Al Capone. Heidi Fleiss. Martha Stewart. Wesley Snipes. What do these people all have in common? Tax evasion.
No one wants to pay more than their fair share of taxes, but there is a fine line between being within the tax law and blatantly crossing over the proverbial line. While reducing the amount of tax you owe is not necessarily a bad thing, make sure you are doing it not only legally, but with an eye towards your future. Tax returns are used for much more than reporting income to the government. They are also used to secure loans and attract investors, maximizing your retirement and with the long term goal if applicable, of selling your company. If you consistently try to reduce income to avoid tax, you may be hurting yourself.
If you want to get a bank loan for your business, a line of credit, or a home equity loan, the bank will request your tax return.
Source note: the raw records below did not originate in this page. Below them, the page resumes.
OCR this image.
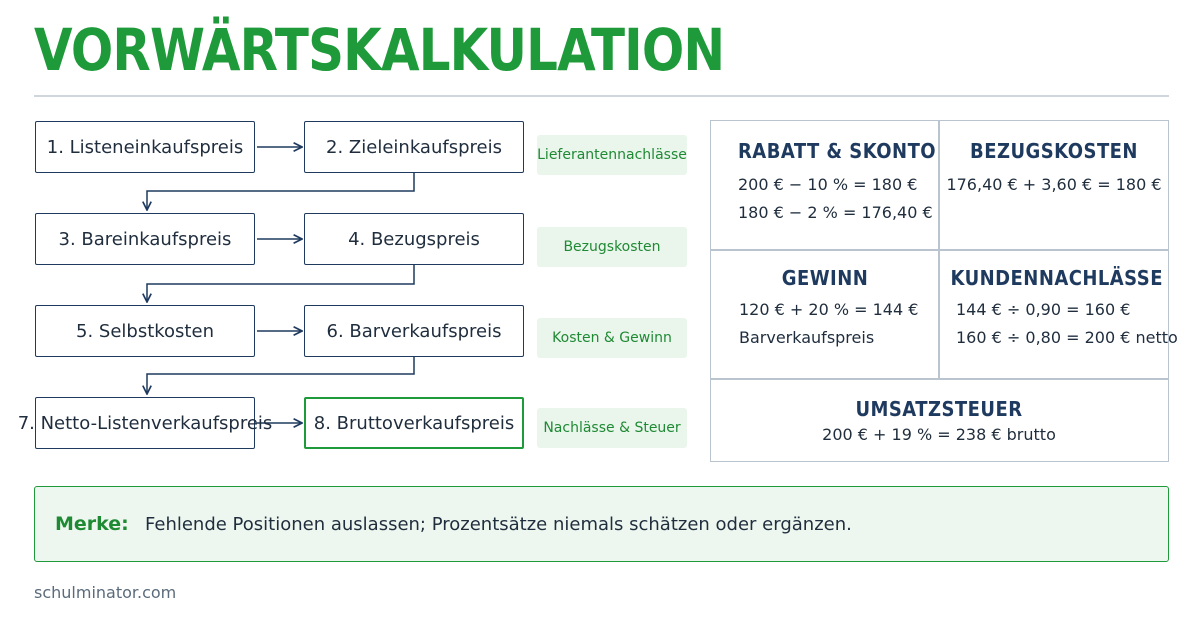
VORWÄRTSKALKULATION
1. Listeneinkaufspreis	2. Zieleinkaufspreis
3. Bareinkaufspreis	4. Bezugspreis
5. Selbstkosten	6. Barverkaufspreis
7. Netto-Listenverkaufspreis	8. Bruttoverkaufspreis
Lieferantennachlässe
Bezugskosten
Kosten & Gewinn
Nachlässe & Steuer
RABATT & SKONTO
200 € − 10 % = 180 €
180 € − 2 % = 176,40 €
BEZUGSKOSTEN
176,40 € + 3,60 € = 180 €
GEWINN
120 € + 20 % = 144 €
Barverkaufspreis
KUNDENNACHLÄSSE
144 € ÷ 0,90 = 160 €
160 € ÷ 0,80 = 200 € netto
UMSATZSTEUER
200 € + 19 % = 238 € brutto
Merke: Fehlende Positionen auslassen; Prozentsätze niemals schätzen oder ergänzen.
schulminator.com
That will be one of the main documents they use to determine how much to lend you. If you are showing a low level of income, they will not take your word that you actually make more but just didn’t want to pay tax.
The other thing is you could be potentially reducing the amount you could put towards your own retirement. Some plans factor in the amount of income a business makes. If you are driving down income for taxes, you also drive down your ability to take advantage of saving for your future.
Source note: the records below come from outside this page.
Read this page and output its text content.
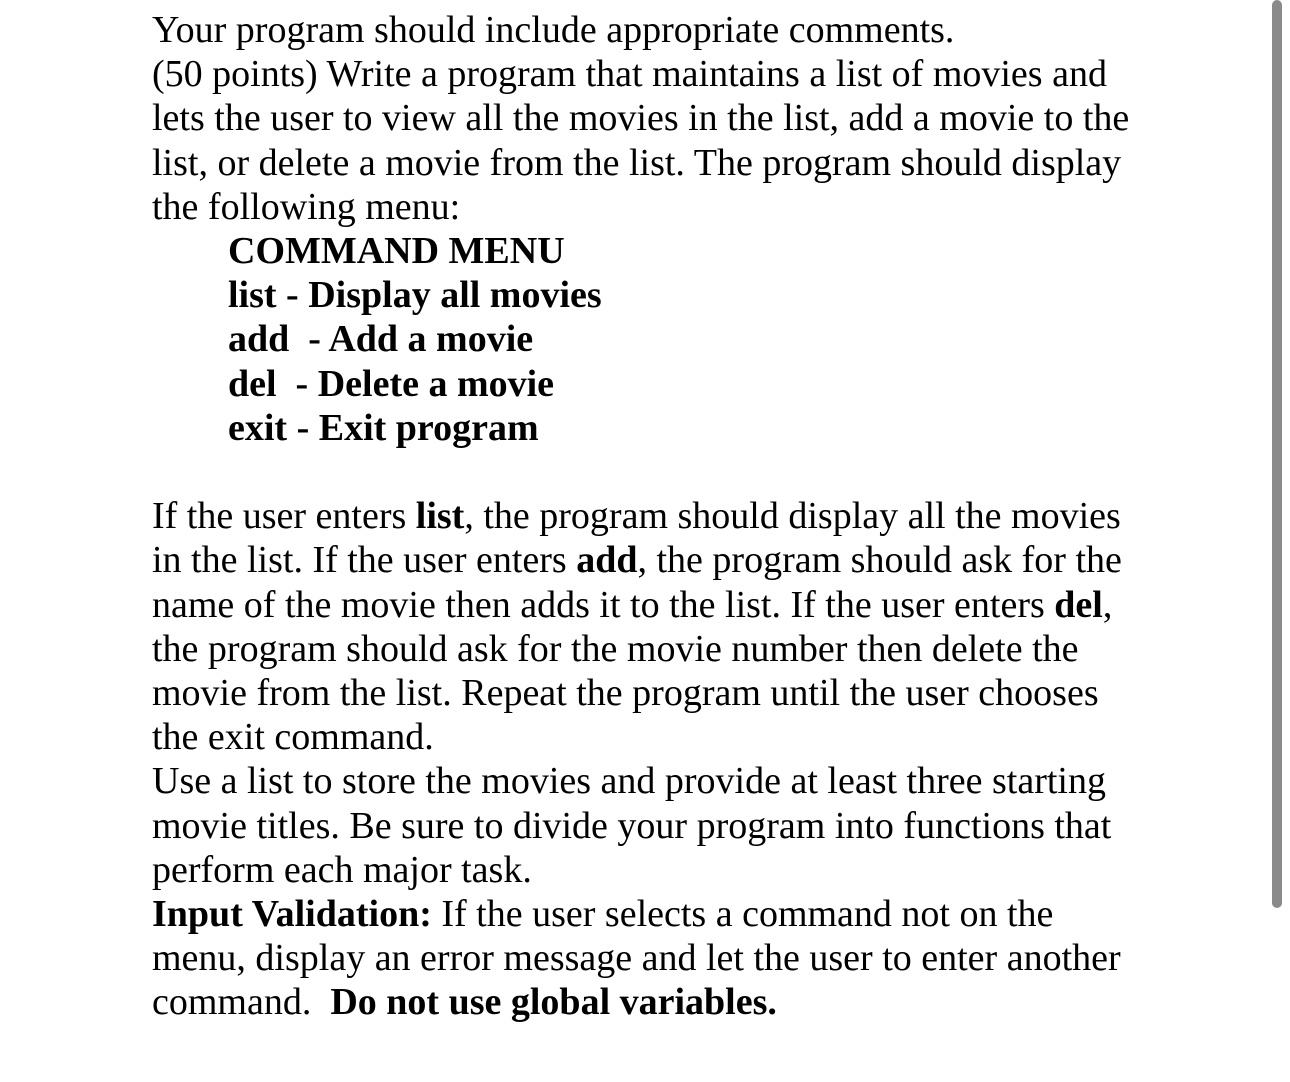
Your program should include appropriate comments.

(50 points) Write a program that maintains a list of movies and

lets the user to view all the movies in the list, add a movie to the

list, or delete a movie from the list. The program should display

the following menu:

COMMAND MENU

list - Display all movies

add  - Add a movie

del  - Delete a movie

exit - Exit program

If the user enters list, the program should display all the movies

in the list. If the user enters add, the program should ask for the

name of the movie then adds it to the list. If the user enters del,

the program should ask for the movie number then delete the

movie from the list. Repeat the program until the user chooses

the exit command.

Use a list to store the movies and provide at least three starting

movie titles. Be sure to divide your program into functions that

perform each major task.

Input Validation: If the user selects a command not on the

menu, display an error message and let the user to enter another

command.  Do not use global variables.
Another area where you could hurt yourself is in selling your business. If the business shows little to no net income every year, even with higher gross income, you lose the maximum you could earn from the business. While you know the true value, a buyer is likely going to have to get financing, and if they can’t prove what the business is truly worth, they won’t get a loan.
Rather than looking at a tax year in a silo, make sure to view it from the perspective of how does this year affect next year? Or 5 years from now? 20? 30? Is it really worth crippling your ability to secure loans, save for retirement, or in selling your business at top dollar to save money now? Also consider you always need to be prepared in case you get audited. If you were audited and penalized for accuracy related issues, there could be a 20% penalty on the underpayment of tax. A fraud penalty comes in at 75%. Yikes!